Ist Ela da, schafft sie es in kürzester Zeit, eine große Ader abzudrücken, worauf der Arm taub wird. Nur die Liebe zu der Katze macht es möglich, dass man das Kribbeln und die Schmerzen ignoriert und weiter ihr samtiges Fell kost. Ob es ein Mittel Elas ist, die ihr gewährte Zuneigung zweifelsfrei zu kalibrieren und quantifizieren? (Nach dem Motto: »Wenn er weiterstreichelt, obwohl sein Arm sich wie Blei anfühlt und schmerzt, dann hat er mich wirklich lieb!«)

Was Ela besonders zu genießen scheint, ist das Bürsten: Ich habe eine einfache Schuhbüste gekauft mit relativ harten grauschwarzen Borsten, keine der sündhaft teuren firlefanzigen Tierspezialbürsten, und Ela liebt sie. Sie legt sich auf die Seite, lässt die Borsten durchs Unterfell kratzen, ihre Flanken massieren, massenweise hellgraue Wolle aus ihrem Pelz jäten.

Am Rücken darf es ruhig etwas gröber sein, aber ja nicht zu lange, an den Seiten sanfter, am Bauch nur besonders zärtlich. Auch auf dem Kopf und an den Wangen liebt sie die Bürste. Sogar den Katzenschwanz darf man durchjäten.

Beim Bürsten ist es möglich, Ela herumzudrehen wie einen Laib Brot im Backofen. Oder fast. Denn während sie sich einmal beim ersten Wort »Na, dreh Dich um!« und einem leichten Druck oder Zug bereitwillig wendet, spielt sie beim nächsten Mal die störrische Jungfer und droht mit Bissen, lässt sich aber dann doch rotieren. Alles ist für die Katz’ wahrscheinlich ein feines Spiel.

Wenn man den empfindlichen Bauch die Bürste spüren lässt, ist Vorsicht geboten: Man muss die Spitze des Werkzeugs in Richtung der Hinterbeine drehen, damit die stumpfe Seite Ela nicht an die Haxen haut – und man, wenn Prinzessin das verlangt, ihr durch die urplötzlich weit gespreizten Hinterbeine und behutsam über ihren Intimbereich fahren kann.

Nach dem Bürsten bekommt Ela – das hat sich eingebürgert – Gelegenheit zur »Selbstbedienung«: Herrchen legt ihr die Bürste unters Kinn, hält sie eisern fest, und das Grauchen schuggert, reibt, drückt, schiebt und GENIESST diese Art des selbstgesteuerten Lustgewinns so, wie das nur Katzen können: mit geschlossenen Augen, andächtigem Gesicht und hingebungsvoller Reib–Ekstase.

Zu beobachten ist dabei, dass sich bei besonders intensivem Genuss Elas rechte Hinterpfote nach vorne arbeitet, in der Luft stehen bleibt, wieder zurückgleitet, dann wieder vorrückt – eine Art im Keim erstickten »Fahrradfahrens«, das aber nur durch Elas »Onanie« ausgelöst wird.

Es mussten jahrelange Bürst–Orgien vergehen, bevor Herrchen die Stelle fand, an der es so wunderbar scheußlich kitzelt.

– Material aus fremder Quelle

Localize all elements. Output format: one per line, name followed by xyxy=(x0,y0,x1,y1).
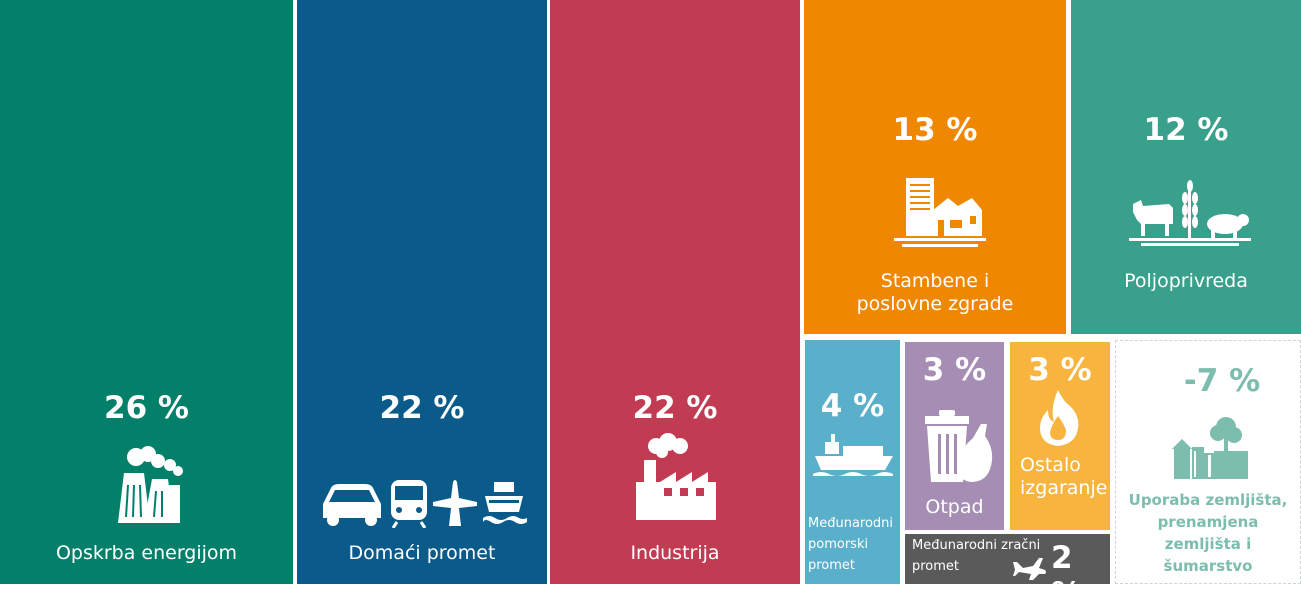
transport-label: Domaći promet xyxy=(348,542,496,564)
buildings-label-line-1: Stambene i xyxy=(880,270,990,292)
buildings-icon xyxy=(894,178,986,247)
buildings-percent: 13 % xyxy=(892,112,978,148)
transport-icons xyxy=(323,480,527,528)
agriculture-label: Poljoprivreda xyxy=(1124,270,1248,292)
energy-label: Opskrba energijom xyxy=(55,542,238,564)
combustion-label-line-2: izgaranje xyxy=(1020,477,1108,499)
landuse-label-line-3: zemljišta i xyxy=(1164,535,1252,553)
industry-percent: 22 % xyxy=(632,390,718,426)
buildings-label: Stambene i poslovne zgrade xyxy=(804,270,1066,316)
factory-icon xyxy=(636,433,716,520)
tile-buildings: 13 % Stambene i poslovne zgrade xyxy=(804,0,1066,334)
ship-icon xyxy=(813,434,893,476)
tile-agriculture: 12 % Poljoprivreda xyxy=(1071,0,1301,334)
tile-transport: 22 % Domaći promet xyxy=(297,0,547,584)
maritime-label-line-3: promet xyxy=(808,558,856,573)
tile-combustion: 3 % Ostalo izgaranje xyxy=(1010,342,1110,530)
maritime-label: Međunarodni pomorski promet xyxy=(808,513,893,576)
tile-industry: 22 % Industrija xyxy=(550,0,800,584)
landuse-label-line-2: prenamjena xyxy=(1157,513,1259,531)
power-plant-icon xyxy=(118,446,183,523)
tile-energy: 26 % Opskrba energijom xyxy=(0,0,293,584)
maritime-percent: 4 % xyxy=(820,388,885,424)
tile-aviation: Međunarodni zračni promet 2 % xyxy=(905,534,1110,612)
combustion-label-line-1: Ostalo xyxy=(1020,454,1081,476)
waste-label: Otpad xyxy=(925,496,984,518)
combustion-percent: 3 % xyxy=(1028,352,1092,388)
airplane-icon xyxy=(1013,558,1046,580)
farm-animals-icon xyxy=(1129,180,1251,246)
combustion-label: Ostalo izgaranje xyxy=(1020,454,1107,500)
waste-percent: 3 % xyxy=(922,352,987,388)
aviation-label-line-2: promet xyxy=(912,559,960,574)
tile-landuse: -7 % Uporaba zemljišta, prenamjena zemlj… xyxy=(1115,340,1301,584)
waste-bin-icon xyxy=(925,410,993,482)
transport-percent: 22 % xyxy=(379,390,465,426)
aviation-label-line-1: Međunarodni zračni xyxy=(912,538,1041,553)
buildings-label-line-2: poslovne zgrade xyxy=(856,293,1014,315)
energy-percent: 26 % xyxy=(104,390,189,426)
flame-icon xyxy=(1040,390,1079,446)
tile-waste: 3 % Otpad xyxy=(905,342,1004,530)
land-use-icon xyxy=(1172,417,1248,479)
landuse-percent: -7 % xyxy=(1183,363,1261,399)
aviation-label: Međunarodni zračni promet xyxy=(912,535,1040,577)
landuse-label: Uporaba zemljišta, prenamjena zemljišta … xyxy=(1116,489,1300,577)
agriculture-percent: 12 % xyxy=(1143,112,1229,148)
industry-label: Industrija xyxy=(630,542,720,564)
aviation-percent: 2 % xyxy=(1051,540,1083,612)
tile-maritime: 4 % Međunarodni pomorski promet xyxy=(805,340,900,584)
landuse-label-line-4: šumarstvo xyxy=(1163,557,1253,575)
maritime-label-line-2: pomorski xyxy=(808,537,869,552)
maritime-label-line-1: Međunarodni xyxy=(808,516,894,531)
landuse-label-line-1: Uporaba zemljišta, xyxy=(1128,491,1288,509)
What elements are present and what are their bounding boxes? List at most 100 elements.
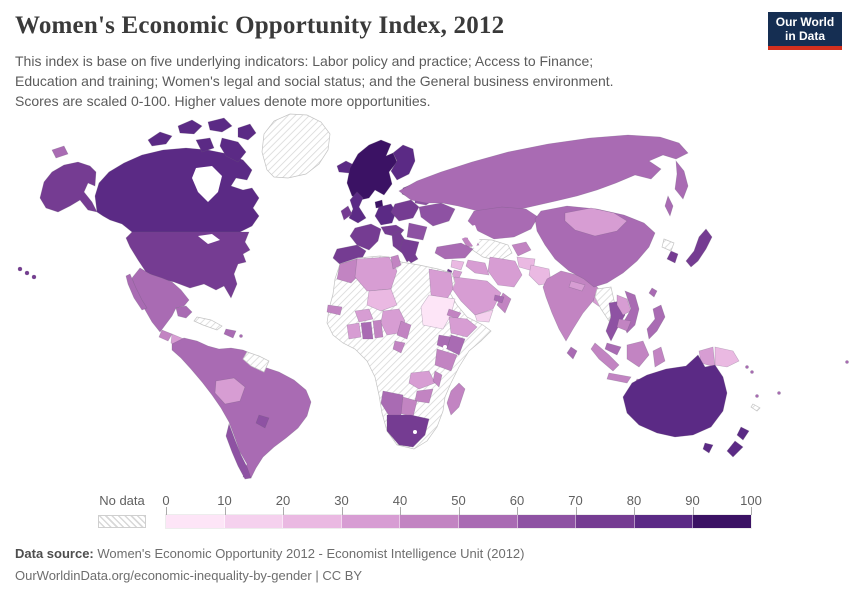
- country-togo-benin[interactable]: [372, 319, 384, 339]
- country-turkey[interactable]: [434, 242, 474, 260]
- country-vanuatu[interactable]: [755, 394, 759, 398]
- country-yemen[interactable]: [474, 309, 494, 323]
- legend-bin-90-100[interactable]: [693, 515, 751, 528]
- country-china[interactable]: [534, 205, 656, 288]
- country-tunisia[interactable]: [390, 254, 402, 270]
- owid-logo[interactable]: Our World in Data: [768, 12, 842, 50]
- country-laos[interactable]: [616, 294, 632, 316]
- country-sudan[interactable]: [420, 294, 456, 330]
- country-new-zealand-south[interactable]: [726, 440, 744, 458]
- country-syria[interactable]: [450, 259, 465, 271]
- country-ukraine[interactable]: [418, 202, 456, 227]
- country-cambodia[interactable]: [616, 318, 632, 332]
- country-usa-hawaii-3[interactable]: [31, 274, 37, 280]
- country-cameroon[interactable]: [396, 320, 412, 340]
- country-mexico-yucatan[interactable]: [175, 305, 193, 319]
- country-germany[interactable]: [374, 203, 397, 226]
- country-nepal[interactable]: [568, 280, 586, 292]
- country-uruguay[interactable]: [255, 414, 270, 429]
- country-new-zealand-north[interactable]: [736, 426, 750, 441]
- country-uae[interactable]: [493, 294, 505, 304]
- country-balkans-greece[interactable]: [399, 238, 420, 263]
- country-burkina-faso[interactable]: [354, 308, 374, 323]
- country-ethiopia[interactable]: [448, 316, 478, 338]
- country-senegal[interactable]: [326, 304, 343, 316]
- country-usa-hawaii-1[interactable]: [17, 266, 23, 272]
- country-greenland[interactable]: [261, 113, 331, 179]
- legend-bin-20-30[interactable]: [283, 515, 342, 528]
- country-hispaniola[interactable]: [223, 328, 237, 339]
- country-ivory-coast[interactable]: [346, 322, 362, 340]
- legend-bin-40-50[interactable]: [400, 515, 459, 528]
- country-mongolia[interactable]: [564, 207, 628, 237]
- country-indonesia-sumatra[interactable]: [590, 342, 620, 372]
- country-usa[interactable]: [125, 231, 251, 299]
- country-mexico-baja[interactable]: [125, 273, 148, 311]
- country-papua-new-guinea[interactable]: [714, 346, 740, 368]
- country-malawi[interactable]: [432, 370, 443, 388]
- country-iran[interactable]: [487, 256, 523, 288]
- country-uzbekistan-turkmenistan[interactable]: [470, 238, 513, 262]
- country-fiji[interactable]: [777, 391, 781, 395]
- country-guyanas[interactable]: [242, 351, 270, 373]
- legend-bin-50-60[interactable]: [458, 515, 518, 528]
- country-romania-bulgaria[interactable]: [406, 222, 428, 241]
- country-solomon-islands-1[interactable]: [745, 365, 749, 369]
- legend-bin-70-80[interactable]: [576, 515, 635, 528]
- country-niger[interactable]: [366, 288, 398, 312]
- country-south-korea[interactable]: [666, 250, 679, 264]
- country-finland[interactable]: [390, 144, 416, 181]
- country-madagascar[interactable]: [446, 382, 466, 416]
- country-bolivia[interactable]: [214, 377, 246, 405]
- country-kyrgyzstan-tajikistan[interactable]: [511, 241, 532, 257]
- country-tanzania[interactable]: [434, 348, 458, 372]
- country-united-kingdom[interactable]: [348, 191, 367, 224]
- country-philippines[interactable]: [646, 304, 666, 340]
- country-russia-kamchatka[interactable]: [674, 160, 689, 200]
- country-north-korea[interactable]: [661, 238, 675, 252]
- country-russia[interactable]: [398, 134, 689, 215]
- country-malaysia[interactable]: [604, 342, 622, 356]
- legend-no-data-swatch[interactable]: [98, 515, 146, 528]
- country-fiji-wrap[interactable]: [845, 360, 849, 364]
- legend-bin-10-20[interactable]: [224, 515, 284, 528]
- country-usa-hawaii-2[interactable]: [24, 270, 30, 276]
- country-lesser-antilles[interactable]: [239, 334, 243, 338]
- country-ireland[interactable]: [340, 205, 353, 221]
- country-indonesia-java[interactable]: [606, 372, 632, 384]
- country-guatemala[interactable]: [158, 329, 173, 342]
- country-solomon-islands-2[interactable]: [750, 370, 754, 374]
- country-kenya[interactable]: [446, 334, 466, 356]
- country-egypt[interactable]: [428, 268, 454, 300]
- country-australia[interactable]: [622, 354, 728, 438]
- country-gabon[interactable]: [392, 340, 406, 354]
- country-south-africa[interactable]: [386, 414, 430, 448]
- footer-note[interactable]: OurWorldinData.org/economic-inequality-b…: [15, 568, 363, 583]
- country-chile[interactable]: [225, 422, 252, 480]
- country-iraq[interactable]: [465, 259, 490, 276]
- country-canada-arctic-4[interactable]: [237, 123, 257, 141]
- country-japan[interactable]: [685, 228, 713, 268]
- country-indonesia-borneo[interactable]: [626, 340, 650, 368]
- country-myanmar[interactable]: [594, 286, 616, 322]
- legend-bin-30-40[interactable]: [341, 515, 401, 528]
- legend-bin-80-90[interactable]: [634, 515, 694, 528]
- legend-bin-0-10[interactable]: [166, 515, 225, 528]
- region-south-america[interactable]: [171, 337, 312, 479]
- country-canada[interactable]: [94, 147, 260, 233]
- country-canada-arctic-5[interactable]: [195, 137, 215, 153]
- country-russia-sakhalin[interactable]: [664, 195, 674, 217]
- legend-bin-60-70[interactable]: [517, 515, 577, 528]
- country-ghana[interactable]: [360, 321, 374, 340]
- country-norway-sweden[interactable]: [346, 139, 398, 201]
- country-st-lawrence-island[interactable]: [51, 145, 69, 159]
- country-australia-tasmania[interactable]: [702, 442, 714, 454]
- country-usa-alaska[interactable]: [39, 161, 98, 213]
- country-zambia[interactable]: [408, 370, 436, 390]
- country-zimbabwe[interactable]: [414, 388, 434, 404]
- country-canada-arctic-2[interactable]: [177, 119, 203, 135]
- country-canada-arctic-1[interactable]: [147, 131, 173, 147]
- country-taiwan[interactable]: [648, 287, 658, 298]
- country-new-caledonia[interactable]: [750, 403, 761, 412]
- country-sri-lanka[interactable]: [566, 346, 578, 360]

Bürstet man in gewisser Weise, nicht zu sanft und nicht zu fest, über Elas rechtes Ohr, gerät das rechte Hinterbein in Wallung: Erst schiebt es sich langsam vor, zuckt ein paar Mal, als versuche die Katze alles, um die Extremität unter Kontrolle zu halten, rudert aber dann los und verfällt in hemmungslos wirbelnde Kratzbewegungen.

Zunächst führen sie ins Leere, doch die Pfote nähert sich, kreiselnd und kurbelnd, immer mehr dem Ohr, und wenn Herrchen weiter striegelt, kommt es zum Zusammenprall mit der Bürste.

Aber Herrchen will die Katze ja nicht ärgern, und – von dem einen Mal abgesehen, wo er aus wissenschaftlichem Interesse ausgelotet hat, was geschieht – vermeidet er es, Elachen zu molestieren.